We looked at the ecosystem of bundlers at the time, and this is a summary of our evaluation:
- Browserify: Great tool, shrinking community and support in favor of others
- Rollup: Great tool, specialized in bundling code for producing libraries, not applications
- Webpack: Great tool, community, maintainers, financial support, mindshare and ecosystem of tools
We are not married to, or using any webpack specific features, so we can migrate from this tool in the future if it becomes a problem.
Results
- We introduced
webpack
(config) and build scripts - The JS files are located in src/ and use EcmaScript modules (example)
- The production assets get built into /resources/dist to be served by ResourceLoader
- We added a CI step in the
npm-test
job that checks built assets have been committed and up to date (check-built-assets) - Added a precommit hook that automatically runs the build step and adds the built assets (precommit)
These are some of the benefits we have seen after the introduction of these changes:
- ResourceModules configuration reduced for JS files, file order is automatic now, source code is the single truth for dependency order
- Decreased cost and burden for splitting modules, reusing code, adding new code since file order is automatically sorted out
- Source maps in development that point to the original modules in
src/
thanks to webpack - Anecdotally, faster ResourceLoader performance by offloading file parsing and
bundling to the Node.js CLI tool watcher (
npm start
)- The simpler the dependency tree, the easier it is for the RL to decide if a module has been invalidated and less processing it needs to do on server and client
- We bundle
redux
andredux-thunk
from npm, based on the pinned versions frompackage.json
npm outdated
will show if there are new versions of the librariesnpm update redux
will update the library, and be bundled in our sources when wenpm run build
- The libraries passed security review, the hash is in
package-lock.json
and the build is verified independently in CI by a jenkins job from the npm version
- By using standard module systems, it enables us to use our sources in Node.js, which unlocks the possibility to run unit tests for the frontend code in Node.js for faster test runs and feedback loop for developers
- Easy introspection of the frontend code with tools like source-map-explorer and webpack-bundle-analyzer
Problems
The approach is a bit controversial since MediaWiki extensions usually don’t have build steps, so there was no easy setup for CI and the deployment pipeline to run a build step before running jobs or deploying.
As such, we ended up committing the built sources to the repository, which is
fine with the CI step and the pre-commit hook mentioned before, but has an
annoying inconvenience: every time a patch is merged with the corresponding
generated asset (resources/dist/*
), any pending patches on Gerrit that also
need to regenerate the asset (because they touch sources in src/
), will now be
on merge conflict with master.
We have discussed in phabricator and in wikitech-l:
- [Wikitech-l] How does a build process look like for a mediawiki extension repository?
- T158980: Generate compiled assets from continuous integration
But sadly didn’t get to any concrete steps.

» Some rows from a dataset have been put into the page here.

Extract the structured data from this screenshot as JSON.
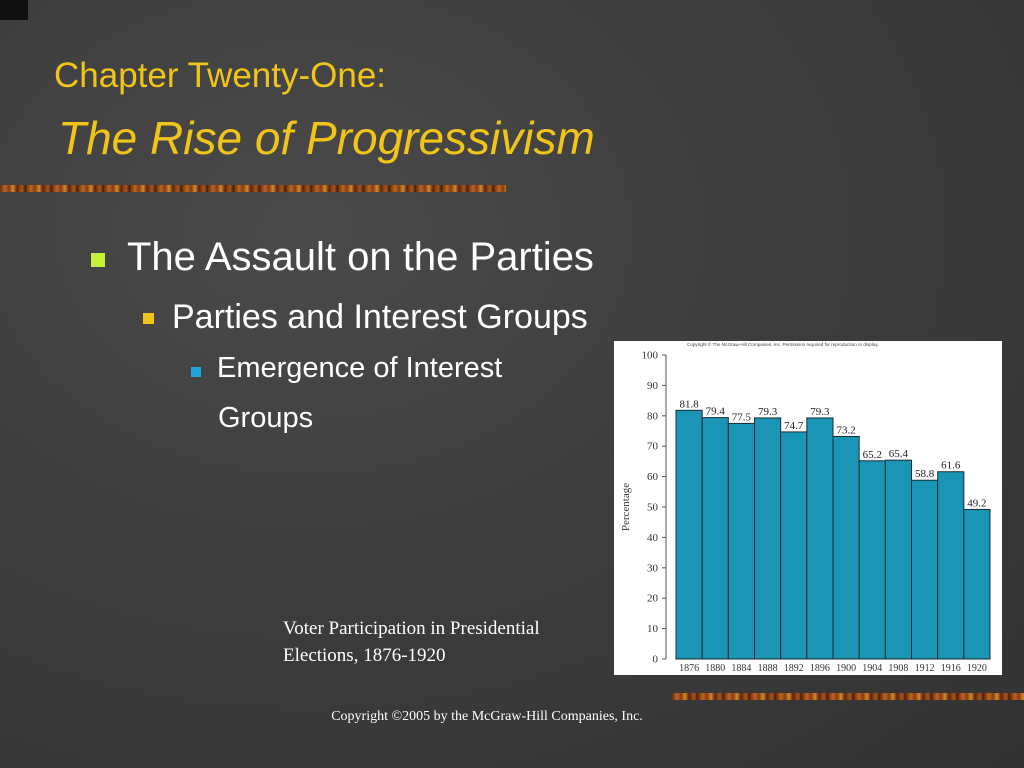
{
  "slide": {
    "title_line1": "Chapter Twenty-One:",
    "title_line2": "The Rise of Progressivism",
    "bullet1": "The Assault on the Parties",
    "bullet2": "Parties and Interest Groups",
    "bullet3_line1": "Emergence of Interest",
    "bullet3_line2": "Groups",
    "caption_line1": "Voter Participation in Presidential",
    "caption_line2": "Elections, 1876-1920",
    "footer": "Copyright ©2005 by the McGraw-Hill Companies, Inc.",
    "colors": {
      "title": "#f0c419",
      "bullet_level1": "#c5f13a",
      "bullet_level2": "#f0c419",
      "bullet_level3": "#1aa6d8"
    }
  },
  "chart_data": {
    "type": "bar",
    "title": "",
    "copyright_note": "Copyright © The McGraw-Hill Companies, Inc. Permission required for reproduction or display.",
    "xlabel": "",
    "ylabel": "Percentage",
    "categories": [
      "1876",
      "1880",
      "1884",
      "1888",
      "1892",
      "1896",
      "1900",
      "1904",
      "1908",
      "1912",
      "1916",
      "1920"
    ],
    "values": [
      81.8,
      79.4,
      77.5,
      79.3,
      74.7,
      79.3,
      73.2,
      65.2,
      65.4,
      58.8,
      61.6,
      49.2
    ],
    "data_labels": [
      "81.8",
      "79.4",
      "77.5",
      "79.3",
      "74.7",
      "79.3",
      "73.2",
      "65.2",
      "65.4",
      "58.8",
      "61.6",
      "49.2"
    ],
    "ylim": [
      0,
      100
    ],
    "yticks": [
      0,
      10,
      20,
      30,
      40,
      50,
      60,
      70,
      80,
      90,
      100
    ],
    "grid": false,
    "bar_color": "#1b95b6"
  }
}
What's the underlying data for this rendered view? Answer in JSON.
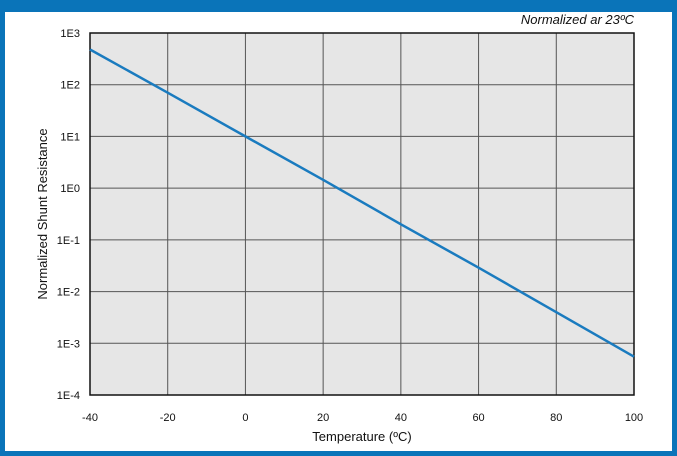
{
  "colors": {
    "frame": "#0a74b9",
    "plot_background": "#e6e6e6",
    "grid": "#555555",
    "line": "#1a7bbf"
  },
  "chart_data": {
    "type": "line",
    "annotation": "Normalized ar 23ºC",
    "xlabel": "Temperature (ºC)",
    "ylabel": "Normalized Shunt Resistance",
    "xlim": [
      -40,
      100
    ],
    "ylim": [
      0.0001,
      1000
    ],
    "yscale": "log",
    "grid": true,
    "x_ticks": [
      -40,
      -20,
      0,
      20,
      40,
      60,
      80,
      100
    ],
    "x_tick_labels": [
      "-40",
      "-20",
      "0",
      "20",
      "40",
      "60",
      "80",
      "100"
    ],
    "y_ticks": [
      0.0001,
      0.001,
      0.01,
      0.1,
      1,
      10,
      100,
      1000
    ],
    "y_tick_labels": [
      "1E-4",
      "1E-3",
      "1E-2",
      "1E-1",
      "1E0",
      "1E1",
      "1E2",
      "1E3"
    ],
    "series": [
      {
        "x": [
          -40,
          -20,
          0,
          20,
          40,
          60,
          80,
          100
        ],
        "y": [
          480,
          70,
          10,
          1.45,
          0.2,
          0.029,
          0.004,
          0.00055
        ]
      }
    ]
  }
}
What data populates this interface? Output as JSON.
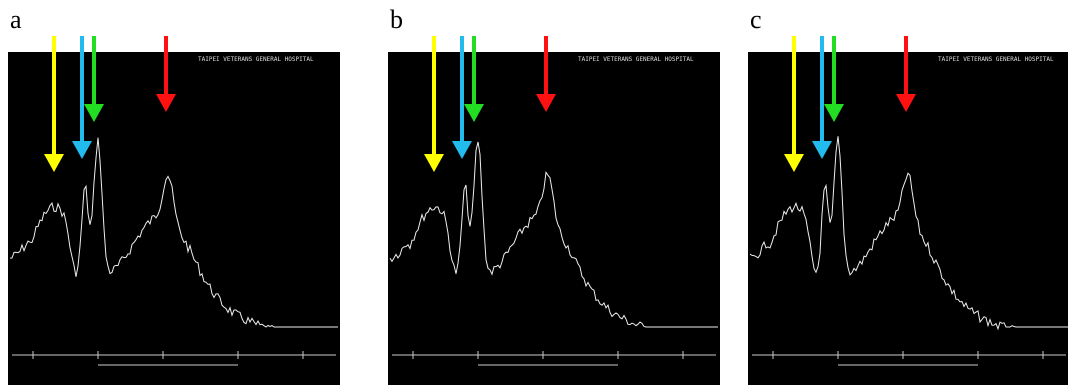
{
  "panels": [
    {
      "label": "a",
      "header": "TAIPEI VETERANS GENERAL HOSPITAL"
    },
    {
      "label": "b",
      "header": "TAIPEI VETERANS GENERAL HOSPITAL"
    },
    {
      "label": "c",
      "header": "TAIPEI VETERANS GENERAL HOSPITAL"
    }
  ]
}
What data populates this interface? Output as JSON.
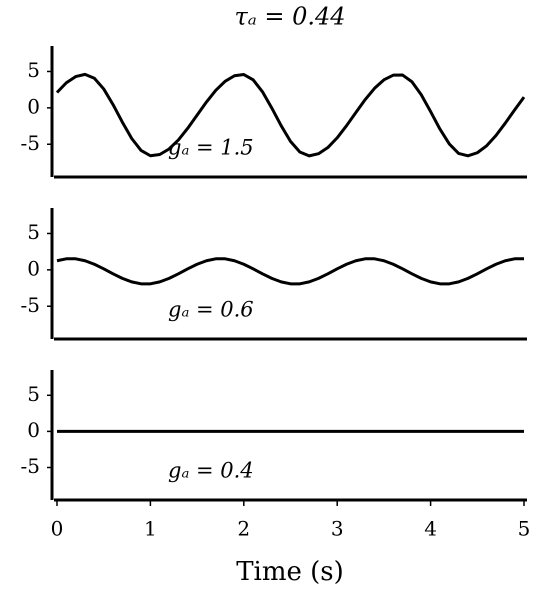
{
  "chart_data": [
    {
      "type": "line",
      "title": "τₐ = 0.44",
      "annotation": "gₐ = 1.5",
      "color": "#000000",
      "x": [
        0,
        0.1,
        0.2,
        0.3,
        0.4,
        0.5,
        0.6,
        0.7,
        0.8,
        0.9,
        1,
        1.1,
        1.2,
        1.3,
        1.4,
        1.5,
        1.6,
        1.7,
        1.8,
        1.9,
        2,
        2.1,
        2.2,
        2.3,
        2.4,
        2.5,
        2.6,
        2.7,
        2.8,
        2.9,
        3,
        3.1,
        3.2,
        3.3,
        3.4,
        3.5,
        3.6,
        3.7,
        3.8,
        3.9,
        4,
        4.1,
        4.2,
        4.3,
        4.4,
        4.5,
        4.6,
        4.7,
        4.8,
        4.9,
        5
      ],
      "values": [
        2.11,
        3.45,
        4.3,
        4.6,
        4.07,
        2.6,
        0.45,
        -1.97,
        -4.21,
        -5.85,
        -6.58,
        -6.41,
        -5.65,
        -4.41,
        -2.8,
        -1.0,
        0.8,
        2.41,
        3.65,
        4.41,
        4.58,
        3.85,
        2.21,
        -0.03,
        -2.45,
        -4.6,
        -6.07,
        -6.6,
        -6.3,
        -5.45,
        -4.11,
        -2.45,
        -0.64,
        1.14,
        2.69,
        3.85,
        4.49,
        4.51,
        3.59,
        1.8,
        -0.51,
        -2.92,
        -4.96,
        -6.26,
        -6.59,
        -6.17,
        -5.21,
        -3.8,
        -2.09,
        -0.27,
        1.48
      ],
      "xlim": [
        0,
        5
      ],
      "ylim": [
        -9.5,
        8.5
      ],
      "yticks": [
        -5,
        0,
        5
      ]
    },
    {
      "type": "line",
      "annotation": "gₐ = 0.6",
      "color": "#000000",
      "x": [
        0,
        0.1,
        0.2,
        0.3,
        0.4,
        0.5,
        0.6,
        0.7,
        0.8,
        0.9,
        1,
        1.1,
        1.2,
        1.3,
        1.4,
        1.5,
        1.6,
        1.7,
        1.8,
        1.9,
        2,
        2.1,
        2.2,
        2.3,
        2.4,
        2.5,
        2.6,
        2.7,
        2.8,
        2.9,
        3,
        3.1,
        3.2,
        3.3,
        3.4,
        3.5,
        3.6,
        3.7,
        3.8,
        3.9,
        4,
        4.1,
        4.2,
        4.3,
        4.4,
        4.5,
        4.6,
        4.7,
        4.8,
        4.9,
        5
      ],
      "values": [
        1.25,
        1.52,
        1.52,
        1.25,
        0.77,
        0.14,
        -0.54,
        -1.17,
        -1.65,
        -1.92,
        -1.92,
        -1.65,
        -1.17,
        -0.54,
        0.14,
        0.77,
        1.25,
        1.52,
        1.52,
        1.25,
        0.77,
        0.14,
        -0.54,
        -1.17,
        -1.65,
        -1.92,
        -1.92,
        -1.65,
        -1.17,
        -0.54,
        0.14,
        0.77,
        1.25,
        1.52,
        1.52,
        1.25,
        0.77,
        0.14,
        -0.54,
        -1.17,
        -1.65,
        -1.92,
        -1.92,
        -1.65,
        -1.17,
        -0.54,
        0.14,
        0.77,
        1.25,
        1.52,
        1.52
      ],
      "xlim": [
        0,
        5
      ],
      "ylim": [
        -9.5,
        8.5
      ],
      "yticks": [
        -5,
        0,
        5
      ]
    },
    {
      "type": "line",
      "annotation": "gₐ = 0.4",
      "color": "#000000",
      "x": [
        0,
        5
      ],
      "values": [
        0,
        0
      ],
      "xlim": [
        0,
        5
      ],
      "ylim": [
        -9.5,
        8.5
      ],
      "yticks": [
        -5,
        0,
        5
      ],
      "xticks": [
        0,
        1,
        2,
        3,
        4,
        5
      ],
      "xlabel": "Time (s)"
    }
  ]
}
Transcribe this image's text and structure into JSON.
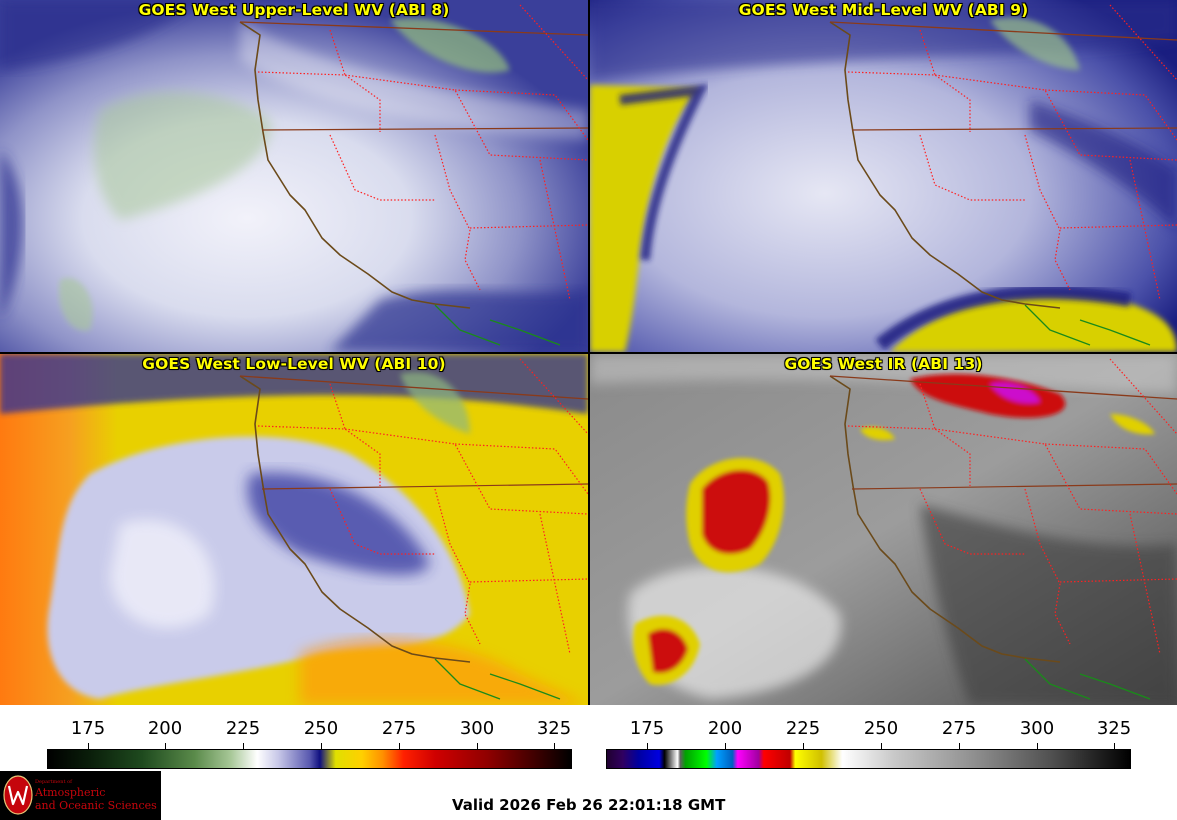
{
  "panels": [
    {
      "title": "GOES West Upper-Level WV (ABI 8)"
    },
    {
      "title": "GOES West Mid-Level WV (ABI 9)"
    },
    {
      "title": "GOES West Low-Level WV (ABI 10)"
    },
    {
      "title": "GOES West IR (ABI 13)"
    }
  ],
  "colorbars": [
    {
      "ticks": [
        "175",
        "200",
        "225",
        "250",
        "275",
        "300",
        "325"
      ]
    },
    {
      "ticks": [
        "175",
        "200",
        "225",
        "250",
        "275",
        "300",
        "325"
      ]
    }
  ],
  "logo": {
    "dept_line": "Department of",
    "line1": "Atmospheric",
    "line2": "and Oceanic Sciences"
  },
  "valid_text": "Valid 2026 Feb 26 22:01:18 GMT",
  "colors": {
    "title_yellow": "#ffff00",
    "border_red": "#ff0000",
    "coast_brown": "#6b4a1a",
    "uw_red": "#c5050c"
  }
}
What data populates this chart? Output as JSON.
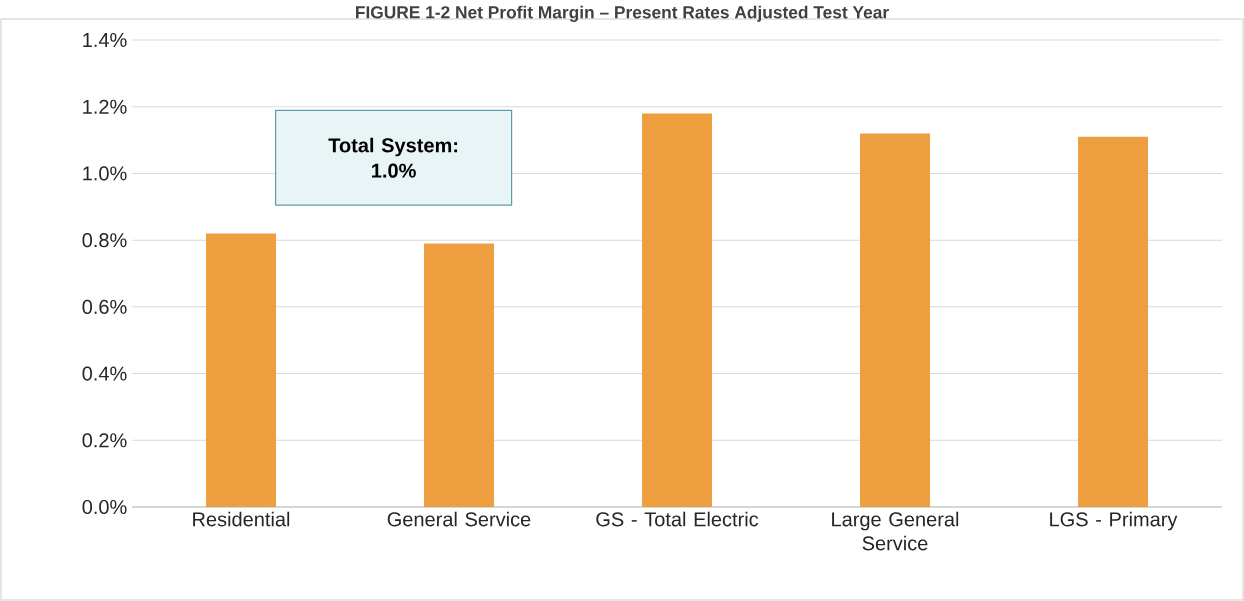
{
  "chart_data": {
    "type": "bar",
    "title": "FIGURE 1-2 Net Profit Margin – Present Rates Adjusted Test Year",
    "categories": [
      "Residential",
      "General Service",
      "GS - Total Electric",
      "Large General Service",
      "LGS - Primary"
    ],
    "values": [
      0.82,
      0.79,
      1.18,
      1.12,
      1.11
    ],
    "color": "#ed9f40",
    "ylim": [
      0,
      1.4
    ],
    "yticks": [
      {
        "value": 0,
        "label": "0.0%"
      },
      {
        "value": 0.2,
        "label": "0.2%"
      },
      {
        "value": 0.4,
        "label": "0.4%"
      },
      {
        "value": 0.6,
        "label": "0.6%"
      },
      {
        "value": 0.8,
        "label": "0.8%"
      },
      {
        "value": 1.0,
        "label": "1.0%"
      },
      {
        "value": 1.2,
        "label": "1.2%"
      },
      {
        "value": 1.4,
        "label": "1.4%"
      }
    ],
    "grid": "y",
    "annotations": [
      "Total System:\n1.0%"
    ]
  }
}
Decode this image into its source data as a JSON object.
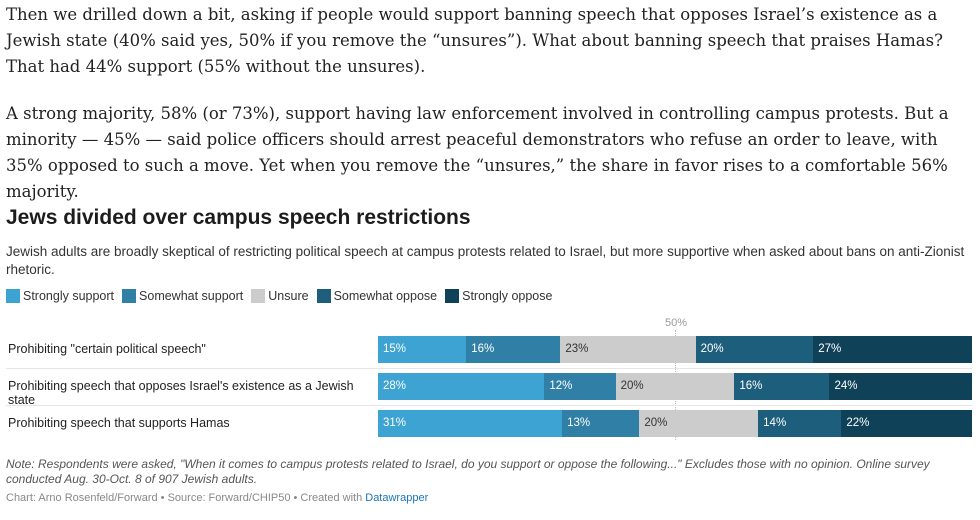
{
  "article": {
    "paragraphs": [
      "Then we drilled down a bit, asking if people would support banning speech that opposes Israel’s existence as a Jewish state (40% said yes, 50% if you remove the “unsures”). What about banning speech that praises Hamas? That had 44% support (55% without the unsures).",
      "A strong majority, 58% (or 73%), support having law enforcement involved in controlling campus protests. But a minority — 45% — said police officers should arrest peaceful demonstrators who refuse an order to leave, with 35% opposed to such a move. Yet when you remove the “unsures,” the share in favor rises to a comfortable 56% majority."
    ]
  },
  "chart_data": {
    "type": "bar",
    "orientation": "horizontal-stacked",
    "title": "Jews divided over campus speech restrictions",
    "description": "Jewish adults are broadly skeptical of restricting political speech at campus protests related to Israel, but more supportive when asked about bans on anti-Zionist rhetoric.",
    "marker_label": "50%",
    "categories": [
      "Prohibiting \"certain political speech\"",
      "Prohibiting speech that opposes Israel's existence as a Jewish state",
      "Prohibiting speech that supports Hamas"
    ],
    "series": [
      {
        "name": "Strongly support",
        "color": "#3ca3d2",
        "text_color": "#ffffff",
        "values": [
          15,
          28,
          31
        ]
      },
      {
        "name": "Somewhat support",
        "color": "#2f7fa6",
        "text_color": "#ffffff",
        "values": [
          16,
          12,
          13
        ]
      },
      {
        "name": "Unsure",
        "color": "#cccccc",
        "text_color": "#333333",
        "values": [
          23,
          20,
          20
        ]
      },
      {
        "name": "Somewhat oppose",
        "color": "#1e5e7d",
        "text_color": "#ffffff",
        "values": [
          20,
          16,
          14
        ]
      },
      {
        "name": "Strongly oppose",
        "color": "#0f4159",
        "text_color": "#ffffff",
        "values": [
          27,
          24,
          22
        ]
      }
    ],
    "note": "Note: Respondents were asked, \"When it comes to campus protests related to Israel, do you support or oppose the following...\" Excludes those with no opinion. Online survey conducted Aug. 30-Oct. 8 of 907 Jewish adults.",
    "credit_text": "Chart: Arno Rosenfeld/Forward • Source: Forward/CHIP50 • Created with ",
    "credit_link": "Datawrapper"
  }
}
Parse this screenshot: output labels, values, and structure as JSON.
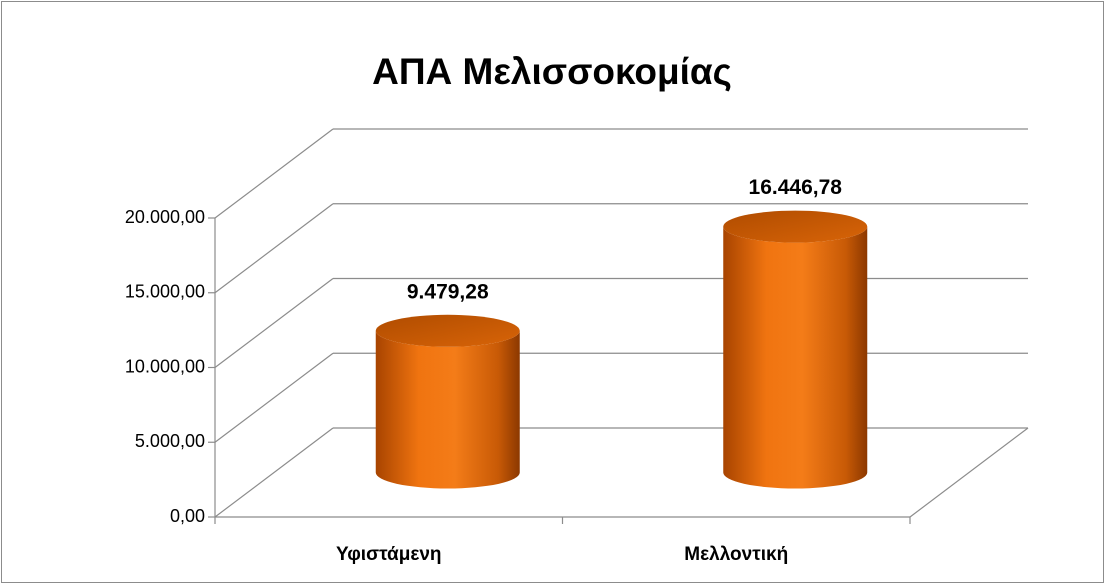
{
  "chart_data": {
    "type": "bar3d-cylinder",
    "title": "ΑΠΑ Μελισσοκομίας",
    "categories": [
      "Υφιστάμενη",
      "Μελλοντική"
    ],
    "values": [
      9479.28,
      16446.78
    ],
    "value_labels": [
      "9.479,28",
      "16.446,78"
    ],
    "color": "#f07818",
    "ylim": [
      0,
      20000
    ],
    "yticks": [
      {
        "value": 0,
        "label": "0,00"
      },
      {
        "value": 5000,
        "label": "5.000,00"
      },
      {
        "value": 10000,
        "label": "10.000,00"
      },
      {
        "value": 15000,
        "label": "15.000,00"
      },
      {
        "value": 20000,
        "label": "20.000,00"
      }
    ],
    "grid": true
  }
}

If you think you can help with this issue we would really appreciate your help, as we would like to help other projects, people and teams be able to use build steps in their extensions.
Right now, we sidestep the issues with a bot we have configured for the
repository, that responds to the command rebase
(parallel to the recheck
command that jenkins-bot responds to. On comment, the bot will download the
patch, rebase it with master, run the build step, and submit a new patch without
the conflict.
As an interim solution it works and allows us to move along, but if we want to adopt this process for other projects we would really like to have a more streamlined solution.
Conclusions
This change has worked very well for us, decreasing the cognitive load and allowing us to work more effectively on our JS files. We recommend it if you have many JS files or ResourceLoader modules, and the order and dependencies are causing you headaches.
We hope to work together in standardizing some sort of CI + deploy process so that projects on the MediaWiki ecosystem can leverage build steps to improve their workflows and leverage powerful tools.